Suez a été distingué fin 2019 par l’ONU comme leader sur la prise en compte des Objectifs de développement durable dans sa stratégie. Une fierté, qui nous incite à poursuivre nos efforts, à rester pionnier de nouvelles démarches plus collectives, plus collaboratives et utiles aux territoires et aux populations…, sans jamais oublier que notre force de groupe international doit se concrétiser dans des projets et des actions locales.
Une valeur à court, moyen ou long terme ?
Un plan d’action RSE doit intégrer ces trois dimensions temporelles de façon équilibrée. Cet équilibre vous fera progresser ; il vous permettra de démontrer votre engagement par des actions visibles de court terme et de dégager de la performance dans la durée grâce à des actions plus profondes. Prenons l’exemple de l’insertion. Chez Suez, l’insertion a d’abord été positionnée comme un sujet RH et managérial afin de gérer la saisonnalité des besoins en main‑d’œuvre. Puis ce sont nos clients qui nous ont demandé de contribuer à leurs stratégies territoriales en accueillant au sein de nos activités des citoyens en insertion ou réinsertion dans la vie active.

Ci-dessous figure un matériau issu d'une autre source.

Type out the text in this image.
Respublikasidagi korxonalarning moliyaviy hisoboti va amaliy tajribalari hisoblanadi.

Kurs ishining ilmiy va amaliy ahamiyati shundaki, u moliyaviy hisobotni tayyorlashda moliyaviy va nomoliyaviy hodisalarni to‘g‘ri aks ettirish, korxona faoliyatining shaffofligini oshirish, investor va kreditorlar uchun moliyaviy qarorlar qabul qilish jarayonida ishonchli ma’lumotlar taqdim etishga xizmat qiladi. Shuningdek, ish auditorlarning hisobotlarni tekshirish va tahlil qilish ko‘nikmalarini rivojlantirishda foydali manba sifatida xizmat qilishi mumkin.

C’est alors que Suez a totalement intégré l’insertion dans sa stratégie partenariale et d’investissement. Depuis 2014, nous avons créé trois « Maisons pour rebondir », pour faire converger emploi et économie circulaire au cœur des territoires, en travaillant main dans la main avec le monde de l’insertion et les entrepreneurs sociaux. Nous disposons également, depuis 2002, d’une structure dédiée Suez Rebond, qui pour sa part a permis à près de 5 000 personnes de retrouver un emploi stable. Ces entités sont totalement intégrées à notre stratégie, à nos activités et à nos réponses aux appels d’offres.
Des partenariats vertueux
Nous pouvons citer le partenariat mis en place entre Suez et LyondellBasell qui a permis la création d’une joint-venture dédiée à la production de polymères recyclés : Suez fournit à l’usine les déchets plastiques postconsommation et LyondellBasell commercialise les matières premières produites dans une des usines européennes de Suez.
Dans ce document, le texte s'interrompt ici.